L’enorme mistero dei posti vuoti sulle panchine

by Daniela

Pagina di diario del 01 Agosto 2016 – Passignano sul Trasimeno

Un giorno mi siederò su una panchina davanti a un molo e qualcuno dovrà venire a spiegarmi l’enorme mistero dei posti vuoti. E il perché sulle panchine quando si siede una persona nessuno si azzarda a sedersi accanto a uno sconosciuto ma si cerca una panchina “nuova” e vuota.

Qualcuno dovrà dirmi il motivo per cui c’è gente al molo seduta sola a fissare l’acqua, se sia così impossibile compensarla quella solitudine con un’altra solitudine, annullandola, se veramente occorra conoscersi per sedersi insieme sulle panchine. Vorrò una valida spiegazione e se non mi piacerà continuerò a sedermi in panchine già occupate sperando di sentirmi dire “è bello che tu ti sia seduta proprio qui con me oggi”.

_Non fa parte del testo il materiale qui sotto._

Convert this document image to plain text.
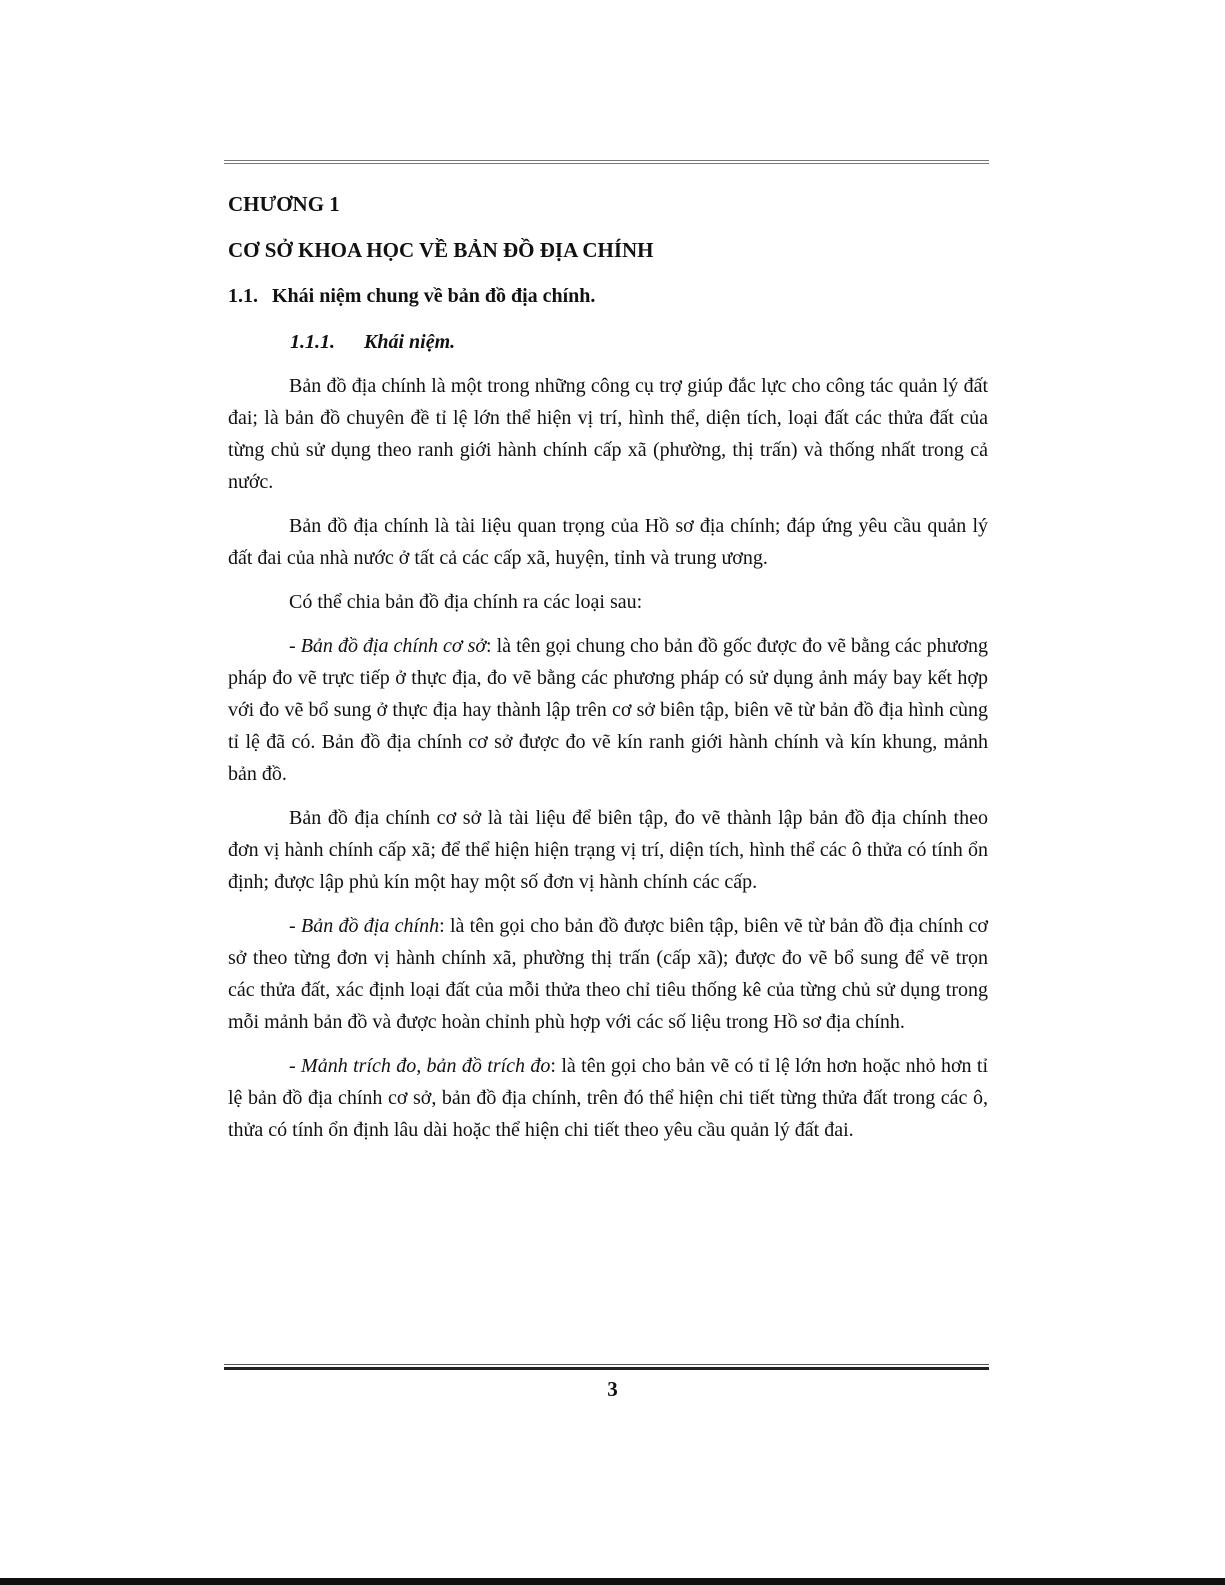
CHƯƠNG 1
CƠ SỞ KHOA HỌC VỀ BẢN ĐỒ ĐỊA CHÍNH
1.1. Khái niệm chung về bản đồ địa chính.
1.1.1. Khái niệm.

Bản đồ địa chính là một trong những công cụ trợ giúp đắc lực cho công tác quản lý đất đai; là bản đồ chuyên đề tỉ lệ lớn thể hiện vị trí, hình thể, diện tích, loại đất các thửa đất của từng chủ sử dụng theo ranh giới hành chính cấp xã (phường, thị trấn) và thống nhất trong cả nước.

Bản đồ địa chính là tài liệu quan trọng của Hồ sơ địa chính; đáp ứng yêu cầu quản lý đất đai của nhà nước ở tất cả các cấp xã, huyện, tỉnh và trung ương.

Có thể chia bản đồ địa chính ra các loại sau:

- Bản đồ địa chính cơ sở: là tên gọi chung cho bản đồ gốc được đo vẽ bằng các phương pháp đo vẽ trực tiếp ở thực địa, đo vẽ bằng các phương pháp có sử dụng ảnh máy bay kết hợp với đo vẽ bổ sung ở thực địa hay thành lập trên cơ sở biên tập, biên vẽ từ bản đồ địa hình cùng tỉ lệ đã có. Bản đồ địa chính cơ sở được đo vẽ kín ranh giới hành chính và kín khung, mảnh bản đồ.

Bản đồ địa chính cơ sở là tài liệu để biên tập, đo vẽ thành lập bản đồ địa chính theo đơn vị hành chính cấp xã; để thể hiện hiện trạng vị trí, diện tích, hình thể các ô thửa có tính ổn định; được lập phủ kín một hay một số đơn vị hành chính các cấp.

- Bản đồ địa chính: là tên gọi cho bản đồ được biên tập, biên vẽ từ bản đồ địa chính cơ sở theo từng đơn vị hành chính xã, phường thị trấn (cấp xã); được đo vẽ bổ sung để vẽ trọn các thửa đất, xác định loại đất của mỗi thửa theo chỉ tiêu thống kê của từng chủ sử dụng trong mỗi mảnh bản đồ và được hoàn chỉnh phù hợp với các số liệu trong Hồ sơ địa chính.

- Mảnh trích đo, bản đồ trích đo: là tên gọi cho bản vẽ có tỉ lệ lớn hơn hoặc nhỏ hơn tỉ lệ bản đồ địa chính cơ sở, bản đồ địa chính, trên đó thể hiện chi tiết từng thửa đất trong các ô, thửa có tính ổn định lâu dài hoặc thể hiện chi tiết theo yêu cầu quản lý đất đai.

3
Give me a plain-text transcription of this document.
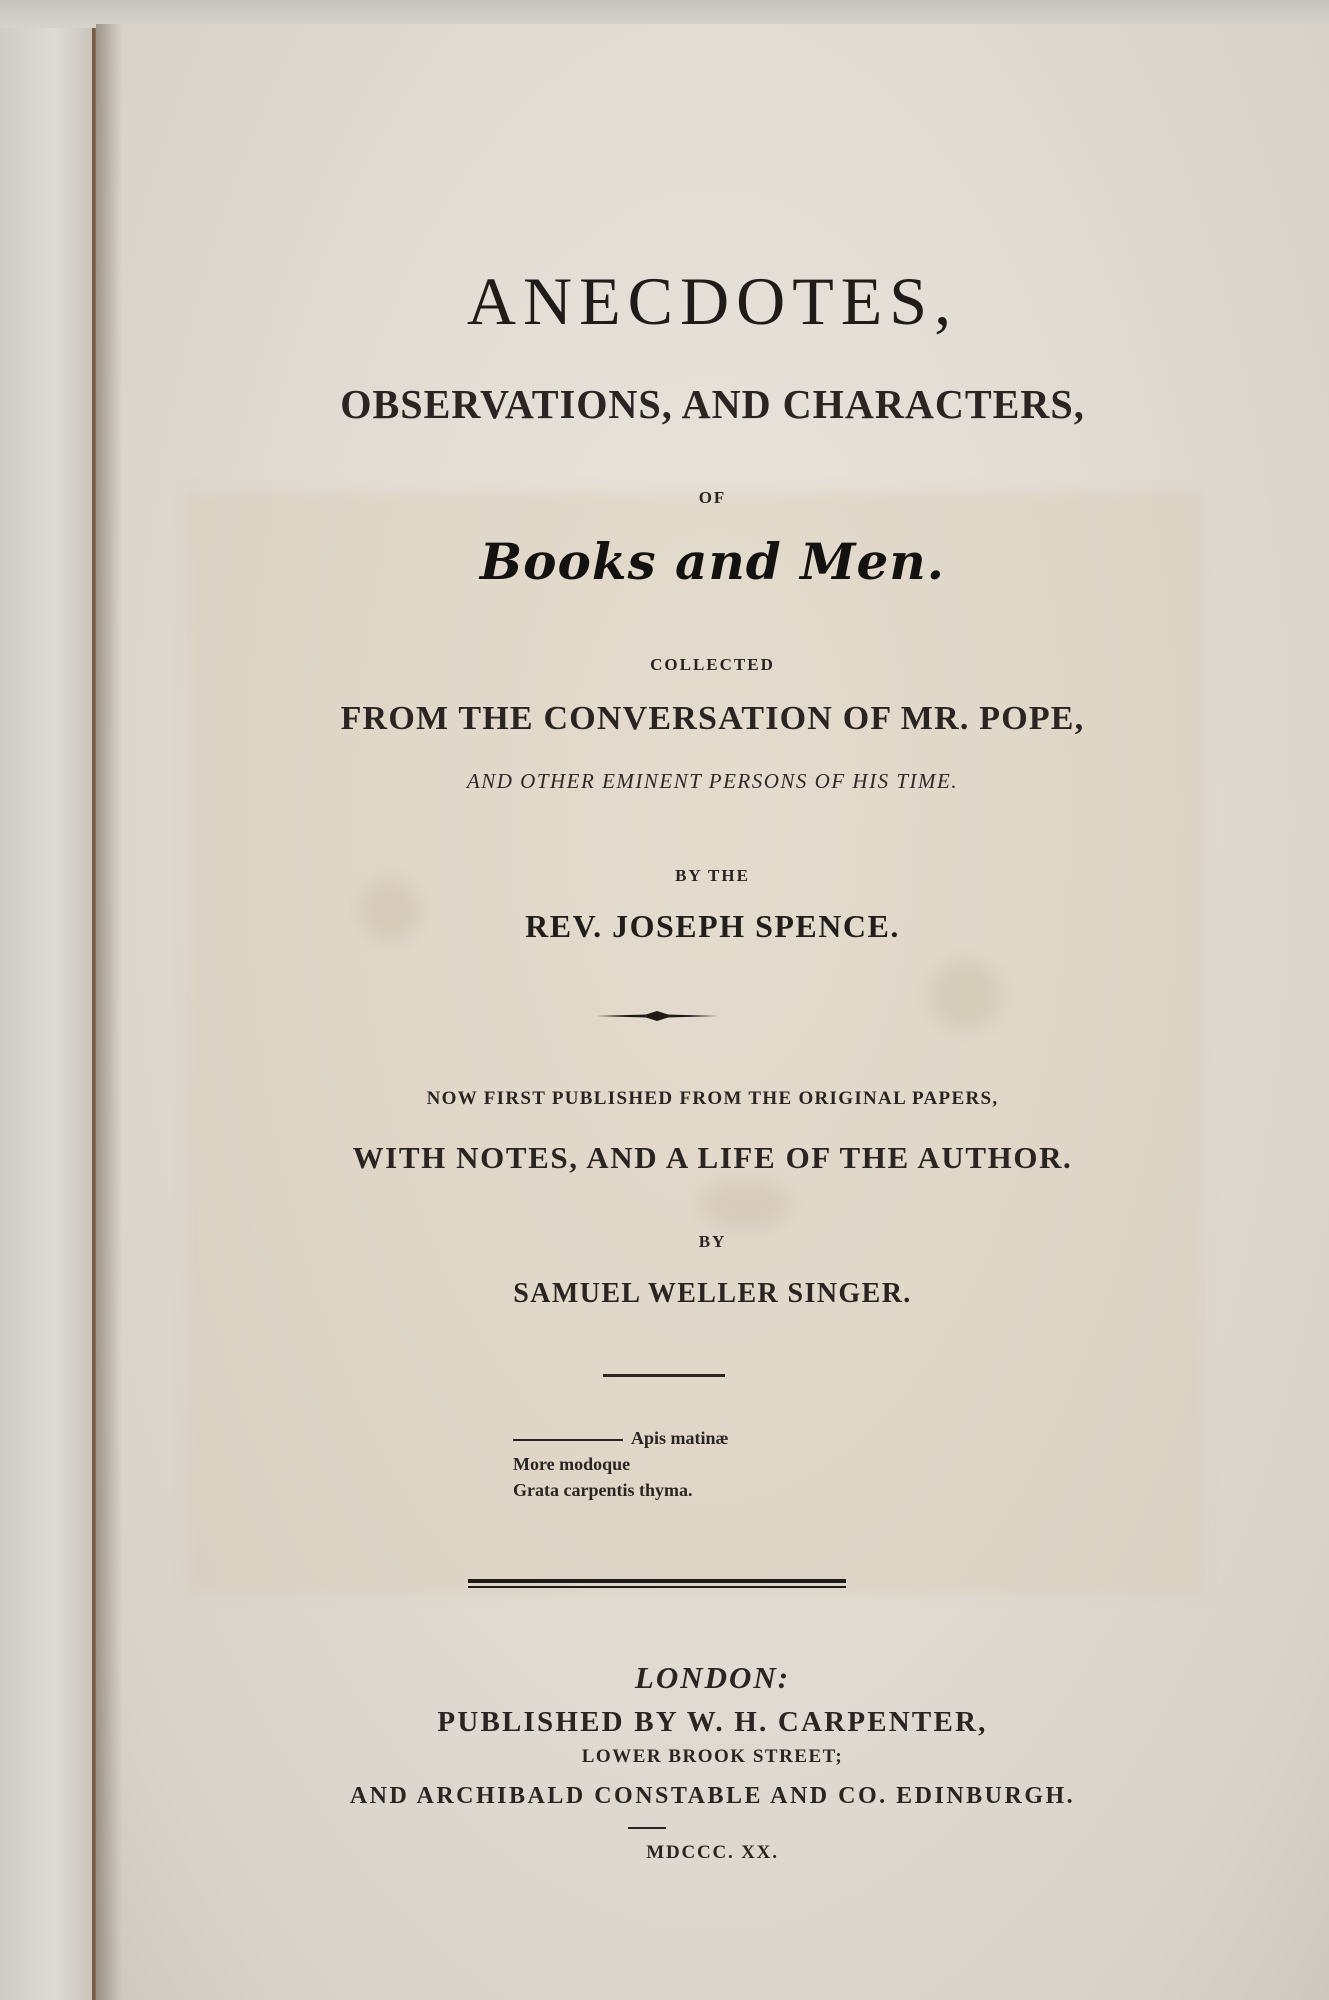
ANECDOTES,
OBSERVATIONS, AND CHARACTERS,
OF
Books and Men.
COLLECTED
FROM THE CONVERSATION OF MR. POPE,
AND OTHER EMINENT PERSONS OF HIS TIME.
BY THE
REV. JOSEPH SPENCE.
NOW FIRST PUBLISHED FROM THE ORIGINAL PAPERS,
WITH NOTES, AND A LIFE OF THE AUTHOR.
BY
SAMUEL WELLER SINGER.
Apis matinæ
More modoque
Grata carpentis thyma.
LONDON:
PUBLISHED BY W. H. CARPENTER,
LOWER BROOK STREET;
AND ARCHIBALD CONSTABLE AND CO. EDINBURGH.
MDCCC. XX.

Sento tanto il bisogno di stare sola. Sedermi nel posto vuoto di una panchina già occupata non cambierà questo bisogno di isolamento. Sarò sola comunque, dentro al cuore, nella mia mente. Ma potrebbe essere diverso per qualcun altro. Non ho mai paura di chi è solo, anzi…ho paura di non essere proprio io a dargli quella chance, quella opportunità, nel caso per lui/lei la solitudine non sia una scelta, nel caso sia stato lasciat* “lungo la via”. Ecco in questo caso io ho paura, ho paura di non aver fatto la differenza, di non aver occupato la sedia vuota, di non esser stata sola insieme.

Una volta mi sono seduta su una panchina proprio davanti al Lago. Avevo viaggiato tutto il giorno e volevo riposarmi. Mi sono seduta su una panchina con di fianco un vecchietto. Io con uno zaino enorme, un panino, gli stivalacci e la faccia più stanca del mondo. Lui mi ha raccontato tutto del suo paese, io non ricordo il nome, e non sono ferrata sul dialetto Umbro ma a dire il vero, non ha importanza. Non ho parlato mai. Ho appena accennato al fatto che viaggiavo sola e ho sempre taciuto. Finito il mio panino abbiamo guardato insieme il lago per un pò, e poi sono ripartita. Lui mi ha ringraziato della chiacchierata, e si è scusato per avermi trattenuta. Io ho saputo molte cose dell’Umbria da quell’anziano. E lui di me ha saputo solo questo, che ero sola, che avevo un panino e stivaloni a Luglio. E mi chiedo allora… chi ha compensato la solitudine di chi? Chiacchierava per non sentirsi solo o per non far sentire sola me? Il confine è sottile. E questo è il grande mistero dei posti vuoti sulle panchine per me.

Continuerò a sedermi in panchine già occupate sperando di sentirmi dire “è bello che tu ti sia seduta proprio qui con me oggi”. Lo farò per sempre.